如何在 Python 中将表行 PCollections 转换为键、值 PCollections？答案

【问题标题】：How do I convert table row PCollections to key,value PCollections in Python?如何在 Python 中将表行 PCollections 转换为键、值 PCollections？
【发布时间】：2018-05-14 21:37:42
【问题描述】：

没有关于如何将 pCollections 转换为输入 .CoGroupByKey() 所需的 pCollections 的文档

上下文本质上，我有两个大的 pCollections，我需要能够找到两者之间的差异，用于 II 型 ETL 更改（如果它在 pColl1 中不存在，则添加到 pColl2 中找到的嵌套字段），以便我能够保留 BigQuery 中这些记录的历史记录。

管道架构：

将 BQ 表读入 2 个 pCollections：dwsku 和 product。
对两个集合应用 CoGroupByKey() 以返回 --> 结果
解析结果以查找 dwsku 中的所有更改并将其嵌套到产品中。

我们会推荐任何帮助。我在 SO 上找到了一个 java 链接，它完成了我需要完成的同样的事情（但 Python SDK 上没有任何内容）。

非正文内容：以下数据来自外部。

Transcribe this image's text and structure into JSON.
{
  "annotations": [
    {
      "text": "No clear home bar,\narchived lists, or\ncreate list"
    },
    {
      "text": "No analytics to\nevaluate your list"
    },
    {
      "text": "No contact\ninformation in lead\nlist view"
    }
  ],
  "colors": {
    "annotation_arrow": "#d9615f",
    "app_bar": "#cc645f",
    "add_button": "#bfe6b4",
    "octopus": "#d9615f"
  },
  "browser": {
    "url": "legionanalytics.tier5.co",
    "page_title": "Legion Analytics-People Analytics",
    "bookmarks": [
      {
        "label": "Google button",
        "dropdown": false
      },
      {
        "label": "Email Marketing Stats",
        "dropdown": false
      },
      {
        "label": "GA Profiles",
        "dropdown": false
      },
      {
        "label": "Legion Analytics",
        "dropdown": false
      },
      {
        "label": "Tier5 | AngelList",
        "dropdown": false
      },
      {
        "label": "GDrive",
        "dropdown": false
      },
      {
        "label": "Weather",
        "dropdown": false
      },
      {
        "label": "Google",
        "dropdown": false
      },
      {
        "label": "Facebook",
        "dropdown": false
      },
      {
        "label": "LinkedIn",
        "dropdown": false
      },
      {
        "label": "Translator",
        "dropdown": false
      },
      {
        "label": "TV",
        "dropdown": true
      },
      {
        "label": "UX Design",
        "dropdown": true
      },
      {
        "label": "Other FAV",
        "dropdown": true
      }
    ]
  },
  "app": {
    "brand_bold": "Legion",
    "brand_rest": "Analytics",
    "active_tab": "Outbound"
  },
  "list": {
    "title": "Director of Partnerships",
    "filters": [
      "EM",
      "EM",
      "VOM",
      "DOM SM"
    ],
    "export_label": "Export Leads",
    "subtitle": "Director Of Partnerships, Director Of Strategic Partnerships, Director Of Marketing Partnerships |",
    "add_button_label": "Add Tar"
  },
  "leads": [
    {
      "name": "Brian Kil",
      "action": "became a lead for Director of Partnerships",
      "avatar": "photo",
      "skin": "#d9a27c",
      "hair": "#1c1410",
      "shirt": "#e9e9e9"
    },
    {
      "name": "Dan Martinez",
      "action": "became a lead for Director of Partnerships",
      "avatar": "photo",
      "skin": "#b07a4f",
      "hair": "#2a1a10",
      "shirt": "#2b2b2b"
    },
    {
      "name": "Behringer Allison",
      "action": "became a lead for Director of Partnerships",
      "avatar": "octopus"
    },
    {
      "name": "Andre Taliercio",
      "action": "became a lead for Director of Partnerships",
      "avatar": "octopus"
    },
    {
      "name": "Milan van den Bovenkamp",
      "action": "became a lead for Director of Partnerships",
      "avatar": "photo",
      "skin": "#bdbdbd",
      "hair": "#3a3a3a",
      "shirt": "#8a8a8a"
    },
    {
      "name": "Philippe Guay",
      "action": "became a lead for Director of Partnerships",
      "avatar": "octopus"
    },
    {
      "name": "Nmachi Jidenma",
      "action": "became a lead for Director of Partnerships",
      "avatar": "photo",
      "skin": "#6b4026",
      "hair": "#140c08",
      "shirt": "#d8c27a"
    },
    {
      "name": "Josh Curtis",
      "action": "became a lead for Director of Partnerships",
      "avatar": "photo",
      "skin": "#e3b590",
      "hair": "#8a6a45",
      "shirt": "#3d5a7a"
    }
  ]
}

Convert from PCollection<TableRow> to PCollection<KV<K,V>>

是否有针对 Apache Beam，尤其是 Python SDK 的文档/支持？

【问题讨论】：

标签： python-3.x google-cloud-dataflow apache-beam dataflow

【解决方案1】：

为了使CoGroupByKey() 正常工作，您需要拥有tuples 中的PCollections，其中第一个元素是键，第二个元素是数据强>。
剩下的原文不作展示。